Spotify really, really wants to launch in India. The streaming company has been staffing up an office in Mumbai for a year, and finally suggested in website updates recently, after deflecting rumors for months, that January 31st would be the date it rolled out to 1.3 billion potential new customers. But that date came and went and now there’s a new snag: Warner Music Group, the third-largest music company in the world, is suing to block the launch.

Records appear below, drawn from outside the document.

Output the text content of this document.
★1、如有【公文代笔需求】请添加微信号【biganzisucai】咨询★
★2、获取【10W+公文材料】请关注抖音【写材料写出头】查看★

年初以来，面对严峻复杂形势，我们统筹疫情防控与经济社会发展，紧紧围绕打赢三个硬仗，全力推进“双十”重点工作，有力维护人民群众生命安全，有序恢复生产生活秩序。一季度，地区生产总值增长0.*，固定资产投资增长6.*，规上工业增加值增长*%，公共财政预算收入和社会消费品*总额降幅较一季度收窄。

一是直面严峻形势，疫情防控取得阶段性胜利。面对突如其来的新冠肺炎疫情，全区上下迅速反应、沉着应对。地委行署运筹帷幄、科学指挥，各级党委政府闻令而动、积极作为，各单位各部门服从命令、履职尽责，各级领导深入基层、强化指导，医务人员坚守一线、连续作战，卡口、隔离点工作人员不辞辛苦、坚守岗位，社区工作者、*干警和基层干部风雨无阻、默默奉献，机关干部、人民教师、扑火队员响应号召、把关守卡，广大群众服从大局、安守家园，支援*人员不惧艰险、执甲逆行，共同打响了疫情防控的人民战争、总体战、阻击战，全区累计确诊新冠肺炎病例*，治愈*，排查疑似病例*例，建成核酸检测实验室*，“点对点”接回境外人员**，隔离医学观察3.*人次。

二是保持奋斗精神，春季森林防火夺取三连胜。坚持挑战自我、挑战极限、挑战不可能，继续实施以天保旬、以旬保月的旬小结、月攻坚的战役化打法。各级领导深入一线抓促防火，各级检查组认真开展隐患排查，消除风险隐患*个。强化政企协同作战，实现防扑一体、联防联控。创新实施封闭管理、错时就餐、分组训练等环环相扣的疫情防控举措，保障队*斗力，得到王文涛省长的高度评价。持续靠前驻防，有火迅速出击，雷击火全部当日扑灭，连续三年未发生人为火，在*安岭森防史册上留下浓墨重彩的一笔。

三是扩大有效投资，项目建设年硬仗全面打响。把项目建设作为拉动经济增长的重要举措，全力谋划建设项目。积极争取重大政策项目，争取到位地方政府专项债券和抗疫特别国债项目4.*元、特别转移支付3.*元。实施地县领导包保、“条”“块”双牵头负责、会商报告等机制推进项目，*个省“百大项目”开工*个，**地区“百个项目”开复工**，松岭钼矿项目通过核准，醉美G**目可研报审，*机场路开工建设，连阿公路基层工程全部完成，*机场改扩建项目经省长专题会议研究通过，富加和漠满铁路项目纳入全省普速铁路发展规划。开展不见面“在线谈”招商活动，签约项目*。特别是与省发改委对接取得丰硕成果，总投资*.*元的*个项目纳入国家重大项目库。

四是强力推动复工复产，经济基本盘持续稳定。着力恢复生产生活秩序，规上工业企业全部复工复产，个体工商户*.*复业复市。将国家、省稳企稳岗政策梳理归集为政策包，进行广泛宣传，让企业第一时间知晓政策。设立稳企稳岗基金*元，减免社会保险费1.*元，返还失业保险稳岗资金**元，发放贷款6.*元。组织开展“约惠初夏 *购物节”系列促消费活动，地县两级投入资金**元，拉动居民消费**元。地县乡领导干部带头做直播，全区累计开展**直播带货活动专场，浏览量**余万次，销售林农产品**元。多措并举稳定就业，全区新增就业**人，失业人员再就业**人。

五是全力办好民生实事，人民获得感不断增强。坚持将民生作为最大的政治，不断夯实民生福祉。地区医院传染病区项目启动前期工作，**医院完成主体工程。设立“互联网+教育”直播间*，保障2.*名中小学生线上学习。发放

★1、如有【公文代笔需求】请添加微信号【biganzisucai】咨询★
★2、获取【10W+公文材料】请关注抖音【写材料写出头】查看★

Warner filed an injunction against Spotify in a court in Mumbai, claiming that Spotify “abruptly changed course” in licensing negotiations and left Warner with “no choice” but to pursue legal action to stall the service’s launch in India, Bloomberg reported on Monday. At issue is the fact that Spotify — which has already locked in deals with the other two major labels, Universal and Sony, in the country — hasn’t yet secured licenses for Warner’s music, but tried to get a statutory license (a type of license applied automatically, usually used by TV broadcasters and radio stations) to cover songwriting rights. According to a statement from Warner, Spotify “falsely asserted” the statutory license. But in Spotify’s version of events, Warner is engaging in “abusive behavior” and “revoked a previously agreed-upon publishing license for reasons wholly unrelated to Spotify’s launch in India.”

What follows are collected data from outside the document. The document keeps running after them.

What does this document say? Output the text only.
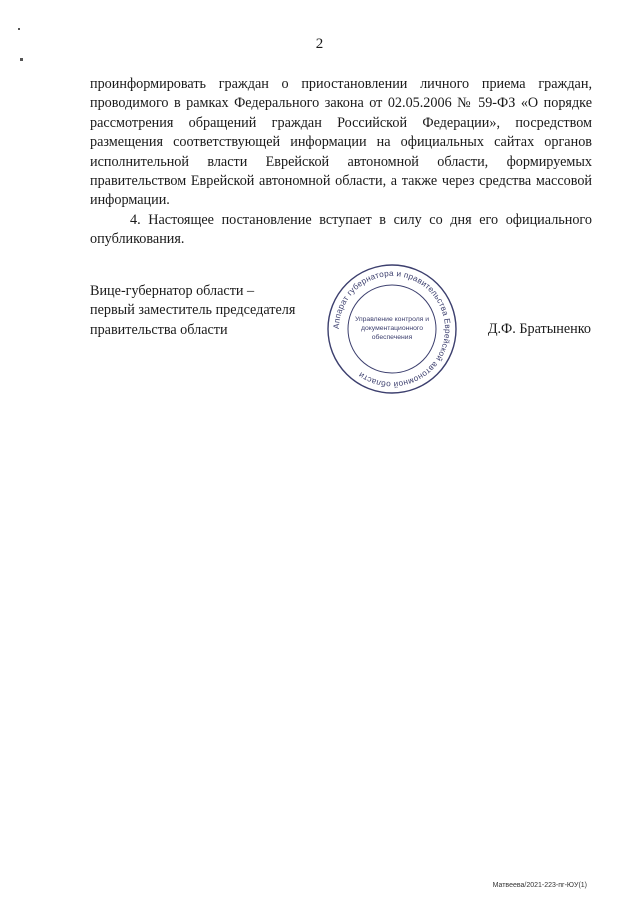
2

проинформировать граждан о приостановлении личного приема граждан, проводимого в рамках Федерального закона от 02.05.2006 № 59-ФЗ «О порядке рассмотрения обращений граждан Российской Федерации», посредством размещения соответствующей информации на официальных сайтах органов исполнительной власти Еврейской автономной области, формируемых правительством Еврейской автономной области, а также через средства массовой информации.

4. Настоящее постановление вступает в силу со дня его официального опубликования.

Вице-губернатор области –
первый заместитель председателя
правительства области	Аппарат губернатора и правительства Еврейской автономной области
Управление контроля и
документационного
обеспечения
Д.Ф. Братыненко
Матвеева/2021-223-пг-ЮУ(1)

Things between the two devolved further: Spotify said on Monday afternoon that the local court had denied Warner’s request for an injunction, telling Music Business Worldwide that it is “pleased with today’s outcome” and “hopeful for a negotiated solution with Warner based on market rates.” Warner then called Spotify’s statement a complete lie, and added that “Spotify’s comments yesterday about our fair market negotiations were appalling to us.”
Yet on Tuesday, rumors began flying again that Spotify will launch in India this week, because the court did decline Warner’s emergency injunction, according to MBW. The price point has been revealed as roughly $1.67 a month, which is the same amount charged by rival service Apple Music in India.

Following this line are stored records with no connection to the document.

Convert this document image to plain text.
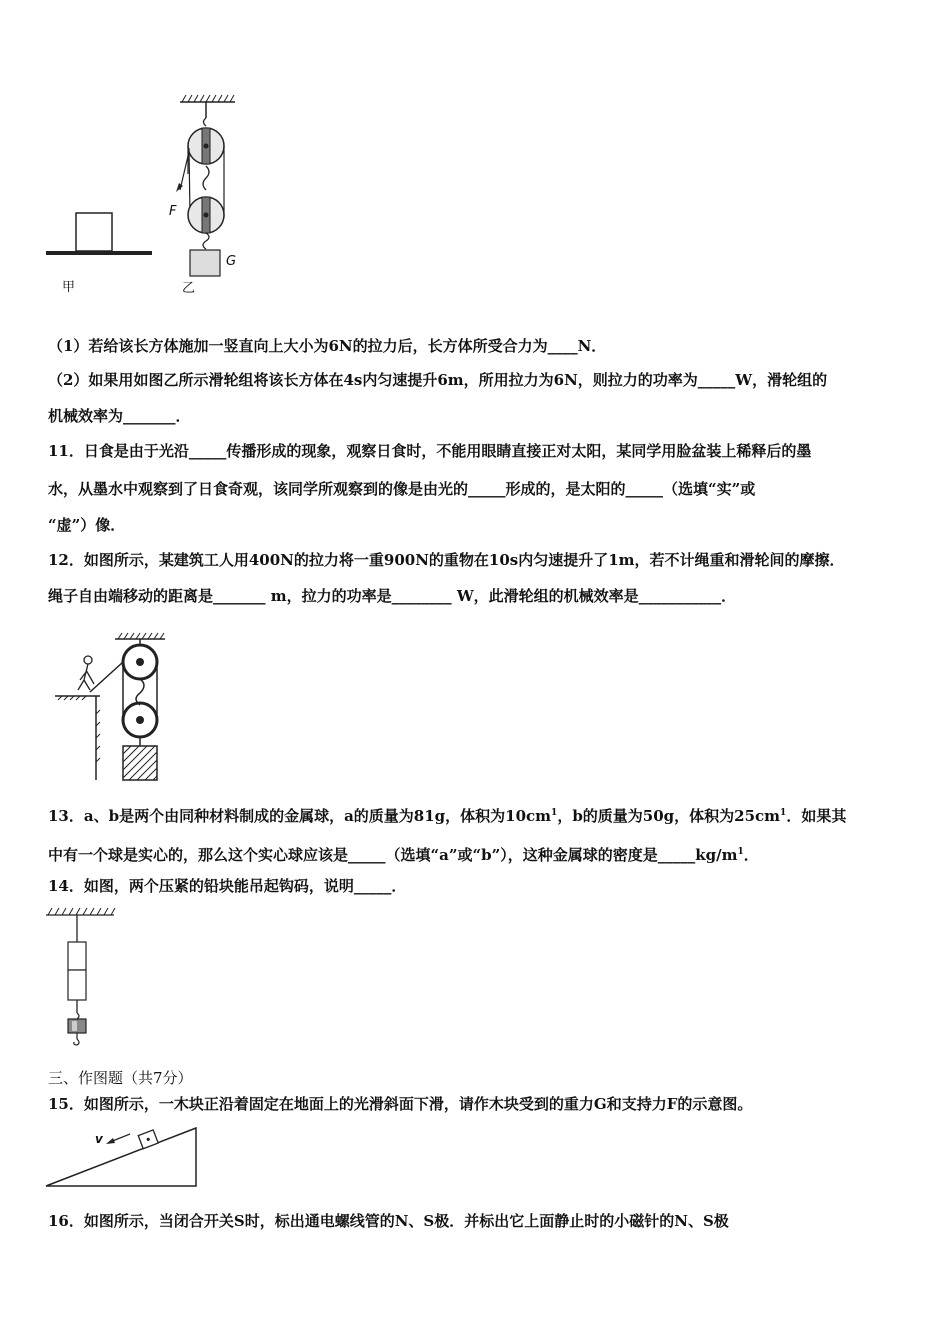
甲	乙
F
G
（1）若给该长方体施加一竖直向上大小为6N的拉力后，长方体所受合力为____N．
（2）如果用如图乙所示滑轮组将该长方体在4s内匀速提升6m，所用拉力为6N，则拉力的功率为_____W，滑轮组的
机械效率为_______．
11．日食是由于光沿_____传播形成的现象，观察日食时，不能用眼睛直接正对太阳，某同学用脸盆装上稀释后的墨
水，从墨水中观察到了日食奇观，该同学所观察到的像是由光的_____形成的，是太阳的_____（选填“实”或
“虚”）像．
12．如图所示，某建筑工人用400N的拉力将一重900N的重物在10s内匀速提升了1m，若不计绳重和滑轮间的摩擦．
绳子自由端移动的距离是_______ m，拉力的功率是________ W，此滑轮组的机械效率是___________．
13．a、b是两个由同种材料制成的金属球，a的质量为81g，体积为$10cm^1$，b的质量为50g，体积为$25cm^1$．如果其
中有一个球是实心的，那么这个实心球应该是_____（选填“a”或“b”），这种金属球的密度是$\_\_\_\_\_kg/m^1$．
14．如图，两个压紧的铅块能吊起钩码，说明_____．
三、作图题（共7分）
15．如图所示，一木块正沿着固定在地面上的光滑斜面下滑，请作木块受到的重力G和支持力F的示意图。
v
16．如图所示，当闭合开关S时，标出通电螺线管的N、S极．并标出它上面静止时的小磁针的N、S极
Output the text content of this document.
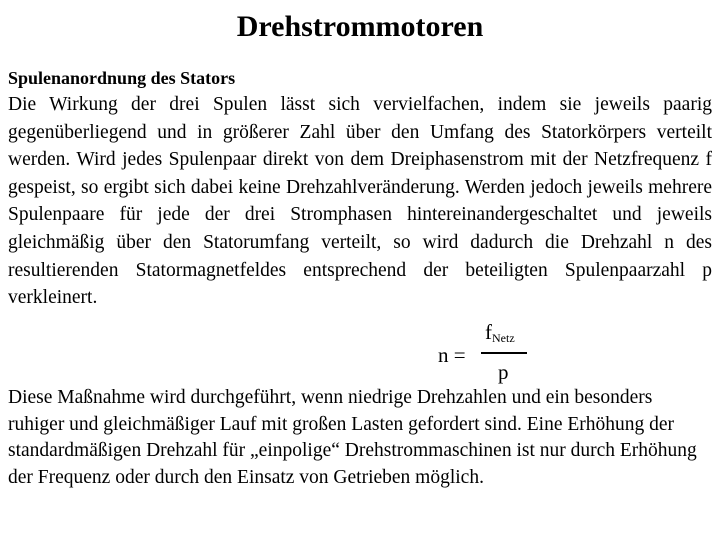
Drehstrommotoren
Spulenanordnung des Stators
Die Wirkung der drei Spulen lässt sich vervielfachen, indem sie jeweils paarig gegenüberliegend und in größerer Zahl über den Umfang des Statorkörpers verteilt werden. Wird jedes Spulenpaar direkt von dem Dreiphasenstrom mit der Netzfrequenz f gespeist, so ergibt sich dabei keine Drehzahlveränderung. Werden jedoch jeweils mehrere Spulenpaare für jede der drei Stromphasen hintereinandergeschaltet und jeweils gleichmäßig über den Statorumfang verteilt, so wird dadurch die Drehzahl n des resultierenden Statormagnetfeldes entsprechend der beteiligten Spulenpaarzahl p verkleinert.
n =
$f_{Netz}$
p
Diese Maßnahme wird durchgeführt, wenn niedrige Drehzahlen und ein besonders ruhiger und gleichmäßiger Lauf mit großen Lasten gefordert sind. Eine Erhöhung der standardmäßigen Drehzahl für „einpolige“ Drehstrommaschinen ist nur durch Erhöhung der Frequenz oder durch den Einsatz von Getrieben möglich.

Where does that leave Spotify’s relationship with Warner — or with the record business in general — if it does launch now? With the injunction blocked, Spotify and Warner are now in a four-week standstill in which the court will review the legality of of a statutory license. It’s not yet clear whether Spotify would be violating the terms of the holding period if it launches with Warner’s catalog, which includes the likes of Katy Perry and Led Zeppelin.
But regardless of what happens with Warner, the streaming service’s launch in India will be clouded with the dispute. Spotify and the major record labels have publicly butted heads repeatedly over licensing issues in the last few years, whether because Spotify was expanding to new territories, adding different content to its service, trying to negotiate more favorable payment deals, changing up its distribution strategy or otherwise tweaking its business — a trend that speaks to both Spotify’s escalating power and ambition in the music world. The harshness of language between Spotify and Warner in the India dispute is unusual; the fight itself is not.